Secondly, to the extent that the Agency manual contradicts the
clear language of the statute, it carries no authority, and the
statute must control.
The Petitioners also cite various documents issued by
the United States Department of Labor to support their position.
One such document, entitled “Unemployment Insurance Program
Letter No. 22-87," draws a distinction, as does the Agency
manual, between “eligibility for” and “entitlement to” pension
benefits. As previously noted, we believe that the Petitioners
were entitled to their pension benefits; this distinction,
therefore, is of no consequence under these circumstances. The
document also refers to situations in which pension benefits,
having been deemed “constructively” received, are offset against
unemployment benefits, but are never actually received. This
language does not apply to the facts of our case. The benefits
were, in fact, received when they were rolled over into IRAs.
The other Department of Labor documents cited by the
Petitioners include a letter to the Agency’s Commissioner and a
subsequent Unemployment Insurance Program Letter, each of which
indicate that a state is not required to offset, against
unemployment compensation, pension funds that are “rolled over”
into an IRA. These documents, however, beg the question, for as
noted earlier, the FUTA sets forth only minimum conditions under
which a state must require such deductions. States are free to
7 require the offset of pension funds under much broader
circumstances -- including where such funds are “rolled over”
into an IRA -- than those mandated by the federal act.
Therefore, our statute’s mandatory deduction of pension payments
from a claimant’s unemployment benefits is not inconsistent with
the federal law. Accordingly, we find the Petitioners’
contentions to be without merit.
We are therefore left with a straightforward question
of statutory interpretation. Where, as in this instance, the
subject statute is unambiguous, “we need only enforce the statute
as written.” In re Conservatorship of Clayton, 914 S.W.2d 84, 90
(Tenn.App. 1995). The statute clearly states that a claimant’s
benefits shall be reduced for any week in which he or she is
receiving or is entitled to receive a pension. T.C.A. § 50-7-
303(a)(8)(1). The Petitioners fell squarely within this
provision. They were “entitled to receive” their pension
benefits when they made the decision to take a lump-sum
distribution rather than an annuity. Furthermore, they, in
effect, received those funds when they were rolled over into
their own retirement accounts. The Petitioners cannot circumvent
the statute by means of this voluntary choice; nor can they rely
upon a statutory exception that does not exist. We therefore
hold, under the standard of T.C.A. § 50-7-304(i)(2)(A), that the
trial court’s decision is contrary to the offset provisions
contained in our statute. Under the facts before us, T.C.A. §
50-7-303(a)(8)(1) does require the offset of Petitioners’ pension
funds against their unemployment compensation.
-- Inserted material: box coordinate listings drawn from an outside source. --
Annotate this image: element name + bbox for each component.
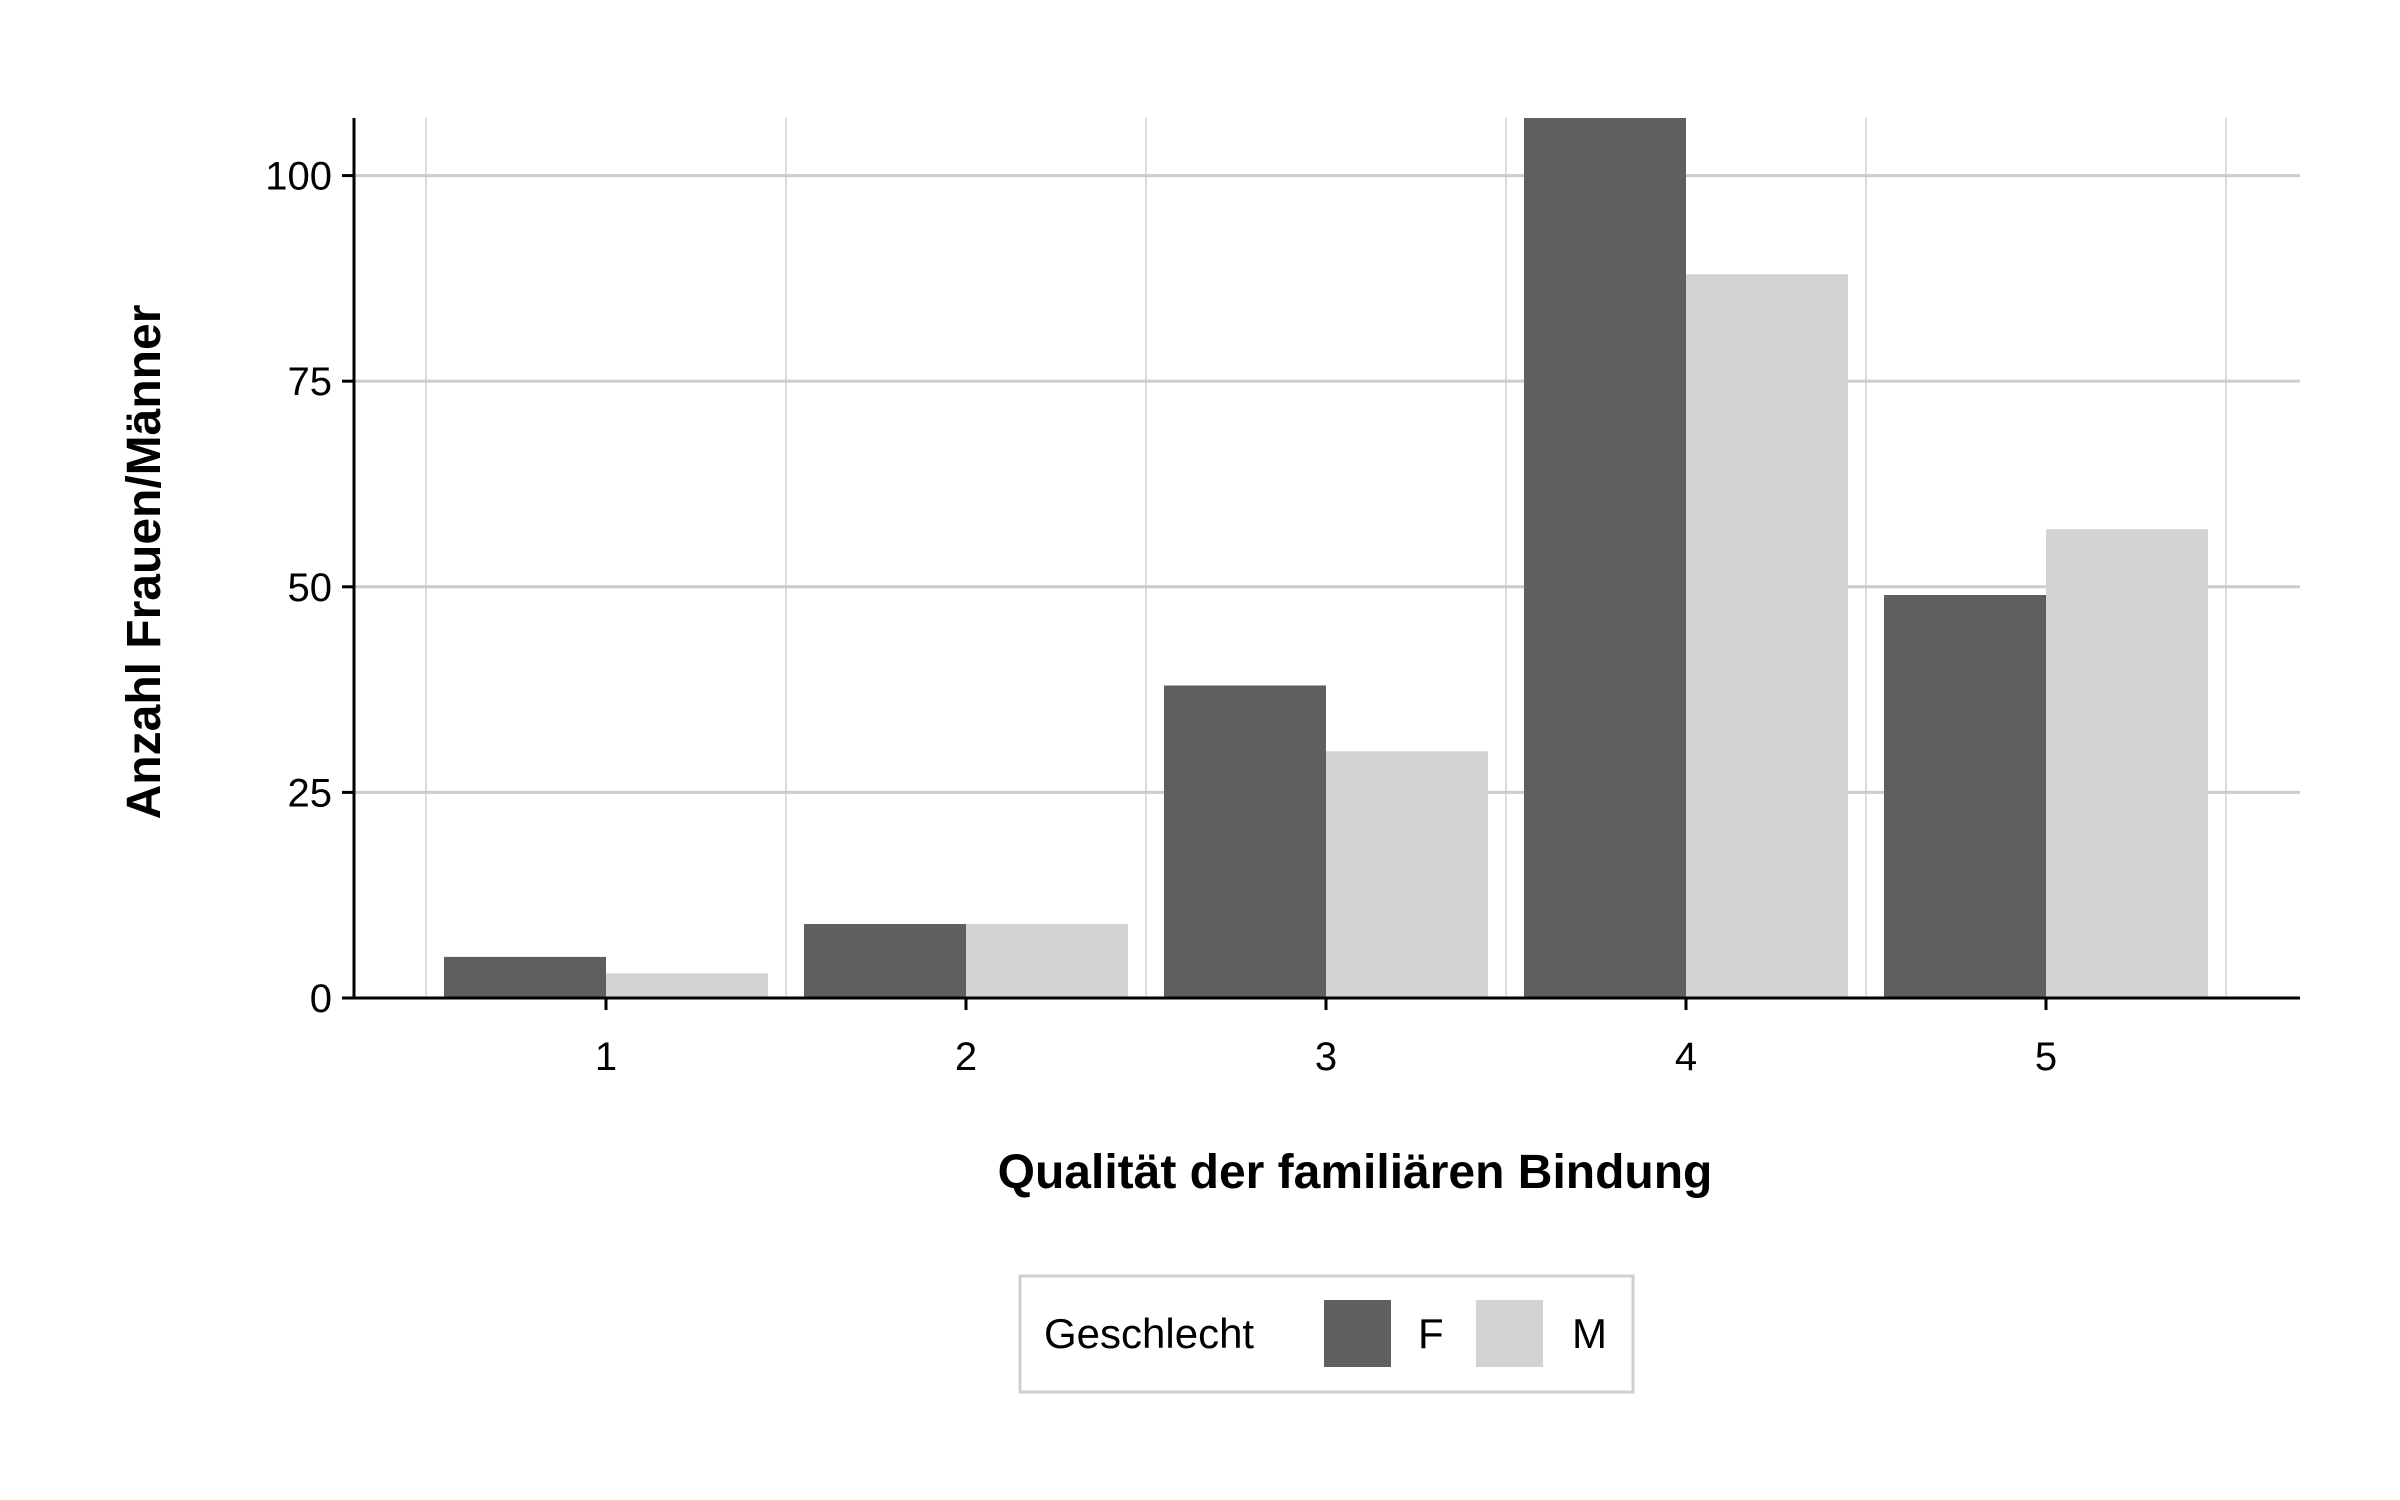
legend-swatch-f [1324, 1300, 1391, 1367]
y-tick-labels: 0 25 50 75 100 [265, 155, 332, 1021]
y-tick-label: 25 [288, 771, 333, 815]
bars [444, 118, 2208, 998]
x-tick-label: 2 [955, 1035, 977, 1079]
bar-f-2 [804, 923, 966, 998]
x-tick-label: 3 [1315, 1035, 1337, 1079]
x-tick-labels: 1 2 3 4 5 [595, 1035, 2057, 1079]
legend-swatch-m [1476, 1300, 1543, 1367]
x-tick-label: 5 [2035, 1035, 2057, 1079]
bar-m-5 [2046, 529, 2208, 998]
y-tick-label: 0 [310, 977, 332, 1021]
x-axis-title: Qualität der familiären Bindung [998, 1146, 1713, 1199]
bar-f-1 [444, 956, 606, 998]
bar-f-4 [1524, 118, 1686, 998]
x-tick-label: 4 [1675, 1035, 1697, 1079]
bar-m-4 [1686, 274, 1848, 998]
legend: Geschlecht F M [1018, 1274, 1635, 1394]
bar-f-5 [1884, 595, 2046, 998]
y-tick-label: 75 [288, 360, 333, 404]
bar-f-3 [1164, 685, 1326, 998]
x-tick-label: 1 [595, 1035, 617, 1079]
y-tick-label: 100 [265, 155, 332, 199]
legend-label-f: F [1418, 1310, 1444, 1357]
axes [342, 118, 2300, 1010]
bar-m-2 [966, 923, 1128, 998]
y-axis-title: Anzahl Frauen/Männer [118, 305, 171, 820]
bar-m-1 [606, 973, 768, 998]
legend-label-m: M [1572, 1310, 1607, 1357]
y-tick-label: 50 [288, 566, 333, 610]
legend-title: Geschlecht [1044, 1310, 1254, 1357]
bar-m-3 [1326, 751, 1488, 998]
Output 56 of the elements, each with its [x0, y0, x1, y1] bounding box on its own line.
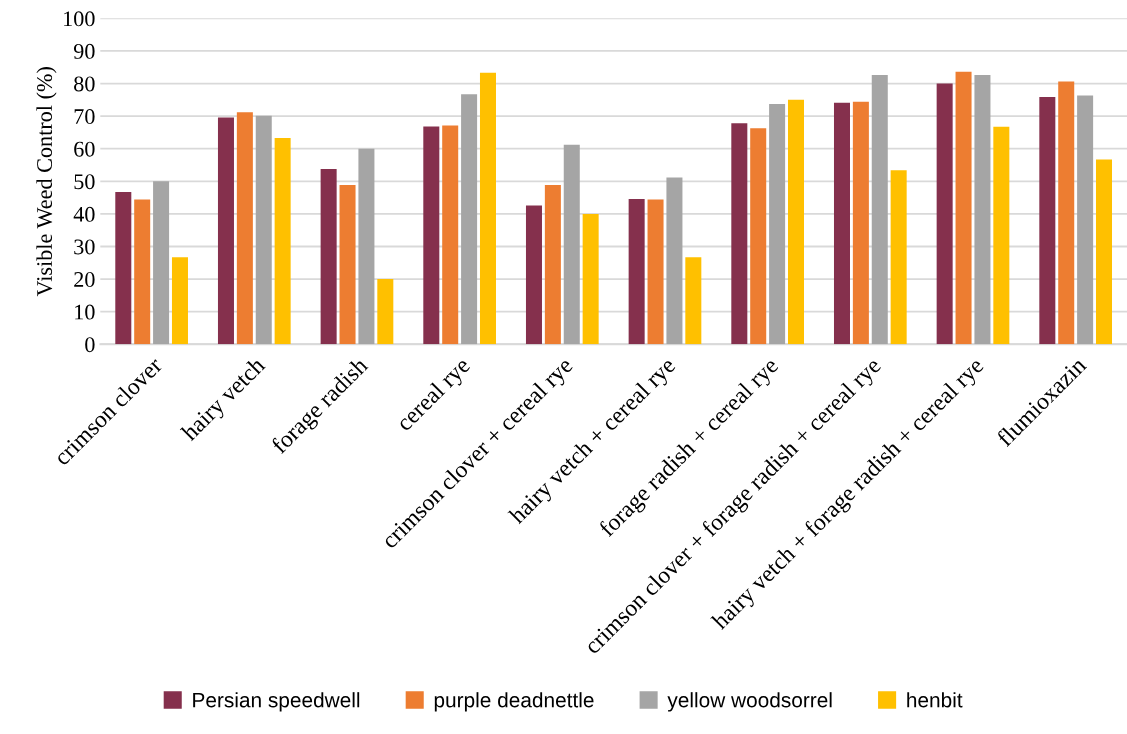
bar	[1077, 95, 1094, 345]
bar	[852, 101, 869, 345]
bar	[358, 148, 375, 345]
bar	[525, 205, 542, 345]
bar	[1058, 81, 1075, 345]
y-tick-label: 100	[64, 11, 95, 27]
bar	[563, 144, 580, 345]
bar	[685, 257, 702, 345]
bar	[1039, 96, 1056, 345]
bar	[647, 199, 664, 345]
bar	[479, 72, 496, 345]
y-axis-title: Visible Weed Control (%)	[36, 67, 57, 297]
y-tick-label: 10	[75, 304, 95, 320]
bar	[787, 99, 804, 345]
bar	[461, 94, 478, 345]
bar	[171, 257, 188, 345]
bar	[134, 199, 151, 345]
bar	[274, 137, 291, 345]
bar	[339, 184, 356, 345]
bar	[936, 83, 953, 345]
bar	[993, 126, 1010, 345]
y-tick-label: 60	[74, 141, 95, 157]
bar	[377, 279, 394, 345]
y-tick-label: 80	[74, 76, 95, 92]
legend-label: henbit	[907, 692, 963, 708]
bar	[666, 177, 683, 345]
bar	[255, 115, 272, 345]
bar	[955, 71, 972, 345]
bar	[320, 168, 337, 345]
y-tick-label: 40	[73, 206, 95, 222]
bar	[974, 75, 991, 345]
y-tick-label: 70	[74, 109, 95, 125]
bar	[890, 170, 907, 345]
bar	[442, 125, 459, 345]
y-tick-label: 20	[74, 272, 95, 287]
bar	[769, 104, 786, 345]
bar	[236, 112, 253, 345]
bar	[423, 126, 440, 345]
bar	[731, 123, 748, 345]
legend-label: Persian speedwell	[193, 692, 360, 712]
bar	[153, 181, 170, 345]
bar	[217, 117, 234, 345]
bar	[582, 213, 599, 345]
bar	[833, 102, 850, 345]
bar	[1095, 159, 1113, 345]
bar	[115, 192, 132, 345]
bar	[750, 128, 767, 345]
legend-label: yellow woodsorrel	[667, 692, 832, 712]
bar	[628, 198, 645, 345]
y-tick-label: 0	[85, 337, 95, 353]
y-tick-label: 90	[73, 43, 95, 59]
legend-label: purple deadnettle	[434, 692, 594, 712]
y-tick-label: 50	[74, 174, 95, 190]
bar	[544, 184, 561, 345]
y-tick-label: 30	[74, 239, 95, 255]
bar	[871, 75, 888, 345]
8 The judgment of the trial court is reversed and the
petitions dismissed at the petitioners’ cost. Costs on appeal
are assessed against the Petitioners. This case is remanded to
the trial court for the collection of costs on the proceedings
below, pursuant to applicable law.
__________________________ Charles D. Susano, Jr., J.
CONCUR:
_________________________ Houston M. Goddard, P.J.
_________________________ William H. Inman, Sr.J.